Transfer your Aperture data to Lightroom with Aperture Exporter
posted Friday, July 18, 2014 at 4:28 PM EST
During its WWDC Keynote this year, Apple showcased iOS 8 and OS X 10.10 Yosemite, and among the new features highlighted was their new Photos app. In a move to bring the mobile iOS and the OS X desktop operating systems closer together, the new Photos app will be available on both the mobile and the desktop OS. With these forcoming software updates, it was later announced that their pro-level image editing application Aperture will no longer be developed (and the more basic iPhoto app as well).
Users of the software will have to transition either to the new Photos app, which is scheduled to launch early next year following the release of OS X Yosemite this fall, or to third-party softwares such as Adobe's Photoshop and Lightroom.
Unfortunately for those who have created huge libraries and edited thousands of images in Aperture, there is no official way to migrate libraries and edits to Lightroom. Rebuilding them from scratch is not really an option, as it is not only time consuming but also highly inefficient. This is where Aperture Exporter comes in, an app that promises to migrate most of your data from Aperture to Lightroom.
What Aperture Exporter does, according to its creator, is to consolidate the various steps involved in migrating your Aperture data to Lightroom into a single solution. Currently still in beta development, the app transfers Aperture libraries, project hierarchies, photo metadata, master images with XMP sidecar files, as well as flags, color labels and keywords.

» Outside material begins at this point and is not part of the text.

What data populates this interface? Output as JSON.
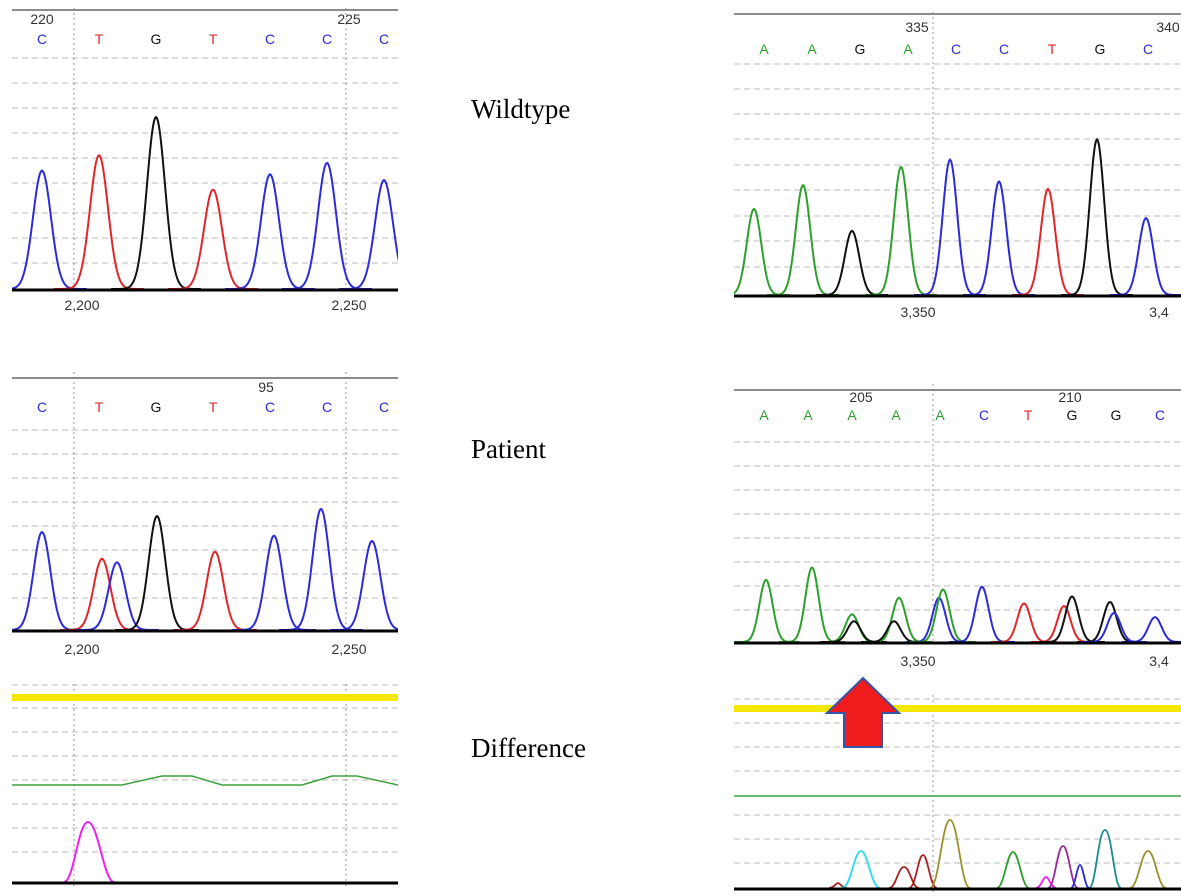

What is not possible is to transfer all the edits you've made to your images. Instead, Aperture Exporter offers to save edited images as JPEG or TIFF files, with the edits "baked-in." The only real alternative to migrating your Aperture data to Adobe Lightroom is to stick with Aperture for the time being -- with the knowledge that no bug fixes, new features and performance enhancements will be coming.
Whether the new Photos app will be able to replace all the features of Aperture remains to be seen; we'll know more next year.